Nathan spoke up for the first time in several moments. “My Daddy was there… an’ so was my Mama. I felt them… sure as I feel the sun on my face. I don’t pretend to understand it, it don’t make any sense at all. But I know what I felt.”
“I sensed my Mother in the light,” Josiah said, a hint of wonder in his voice. Then his voice took on a hard edge as he continued with, “and I sensed my Father in the darkness.”
Buck opened his mouth to protest, but closed it and dropped his gaze to the ground. Quietly he said, “My Ma was there, too.”
The sun was dipping behind the hills when they heard it. The sound of distant, violent thunder. Chris, Buck, Josiah and JD moved to the edge of the trees, leaving Nathan with Vin and Ezra. Looking toward the town they had escaped, they were shocked to see black clouds hovering over it, lightening flashing and flaring above the barely seen buildings.

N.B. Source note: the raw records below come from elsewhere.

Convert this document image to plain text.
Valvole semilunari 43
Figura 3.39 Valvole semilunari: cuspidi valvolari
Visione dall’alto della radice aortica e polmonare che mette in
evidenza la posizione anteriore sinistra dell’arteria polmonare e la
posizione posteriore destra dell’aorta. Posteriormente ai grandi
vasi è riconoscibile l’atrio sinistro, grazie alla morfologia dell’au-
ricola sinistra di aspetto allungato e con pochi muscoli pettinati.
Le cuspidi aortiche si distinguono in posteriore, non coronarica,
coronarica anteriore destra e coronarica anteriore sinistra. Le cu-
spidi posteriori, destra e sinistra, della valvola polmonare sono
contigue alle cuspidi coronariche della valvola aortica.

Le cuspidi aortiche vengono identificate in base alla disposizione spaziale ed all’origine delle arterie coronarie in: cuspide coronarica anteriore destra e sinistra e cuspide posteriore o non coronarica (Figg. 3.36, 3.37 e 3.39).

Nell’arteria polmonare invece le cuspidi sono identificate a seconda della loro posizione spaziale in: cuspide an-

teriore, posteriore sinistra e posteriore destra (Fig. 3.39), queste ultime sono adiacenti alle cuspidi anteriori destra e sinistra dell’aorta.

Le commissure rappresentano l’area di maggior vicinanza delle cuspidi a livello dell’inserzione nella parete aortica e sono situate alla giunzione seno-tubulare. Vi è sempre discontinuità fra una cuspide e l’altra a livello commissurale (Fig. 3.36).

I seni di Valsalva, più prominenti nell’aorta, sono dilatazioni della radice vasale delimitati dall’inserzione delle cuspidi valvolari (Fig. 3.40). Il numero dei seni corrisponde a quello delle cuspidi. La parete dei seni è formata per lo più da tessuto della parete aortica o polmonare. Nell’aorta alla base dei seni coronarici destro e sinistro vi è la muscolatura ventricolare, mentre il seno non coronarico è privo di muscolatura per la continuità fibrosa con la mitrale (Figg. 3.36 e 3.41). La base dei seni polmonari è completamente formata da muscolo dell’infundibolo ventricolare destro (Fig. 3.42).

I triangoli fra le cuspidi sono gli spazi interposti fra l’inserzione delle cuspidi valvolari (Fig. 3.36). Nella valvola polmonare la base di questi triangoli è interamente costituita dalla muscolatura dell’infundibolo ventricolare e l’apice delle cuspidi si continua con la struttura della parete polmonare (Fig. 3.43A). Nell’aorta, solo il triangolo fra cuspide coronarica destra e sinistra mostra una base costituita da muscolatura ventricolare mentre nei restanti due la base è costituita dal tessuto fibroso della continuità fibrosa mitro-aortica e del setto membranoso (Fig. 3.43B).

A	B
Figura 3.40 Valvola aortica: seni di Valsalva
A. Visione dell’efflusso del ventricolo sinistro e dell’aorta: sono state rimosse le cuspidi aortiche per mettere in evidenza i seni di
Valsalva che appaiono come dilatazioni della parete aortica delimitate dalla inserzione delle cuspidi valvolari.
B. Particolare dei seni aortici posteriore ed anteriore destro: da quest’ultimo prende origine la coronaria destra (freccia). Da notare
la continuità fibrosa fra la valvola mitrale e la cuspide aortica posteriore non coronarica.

As they stood there, the storm grew in intensity, until the air around them was filled with electricity, and the sound of thunder drowned out everything else. They watched as the unearthly violence reached a crescendo, a brilliant flash that blinded them all for a moment. As sight slowly returned, they stared at the vacant horizon. The town was gone.
They looked at one another, expressions of confusion, disbelief and shock mirrored on each face. Not even Josiah could find words to mark this occasion.
They stopped trying to figure out what had happened… they stopped talking about it all together. The glade of trees was quiet as each man sat huddled in his own thoughts. As darkness came, they settled into uneasy rest, but didn’t sleep.
Morning brought good news, as first Vin and then Ezra awoke. Both men were in pain, both physical and mental. Their memories of being in the hands of evil were fragmented, but they remembered enough to be more than a little disturbed.
Vin was especially quiet, blue eyes staring into the morning sky as if searching for something. He knew that Chris was beside him, watching over him, but didn’t acknowledge him for some time. Finally he said in a quiet voice, “thanks, cowboy. For savin’ my hide.”
Larabee nodded and took the offered hand in a familiar grasp.
They spent another day in the glade, allowing Vin and Ezra time to gather their strength before heading home. By late afternoon, both were able to sit up and take some food.
Time and again, Chris Larabee found himself drawn to the edge of the trees, searching the landscape for signs of the town he had watched disintegrate the day before. He couldn’t accept what had happened, his pragmatic nature telling him he was crazy.
“You’re not crazy, Chris.”
The blond turned to find Josiah Sanchez standing behind him. “Yeah? Well, it sure doesn’t feel that way.”
“None of us are too sure of that right now, “ the older man assured him. “What happened back there… well… it defies explanation.”
Nodding, Larabee returned to watching the land. Sensing that the other man was preparing to leave, he spoke up once more. “Why me?”
“Why me? Why could I see those… those men? If I could understand that… no, I don’t think even understanding that would make any of this easier.”
“Doubt that it would,” Sanchez agreed.
Turning to face the bigger man, Larabee said, “How can anything make this easier to deal with?”
Shaking his head, Josiah said, “Don’t think anything will. Some mysteries have no explanation.”
Huffing, the man in black said, “that’s comforting.”
“No, it’s not, and I don’t think any of us will find any comfort in this ‘little adventure’, my friend.” With that, the older man walked away, leaving Larabee to his thoughts.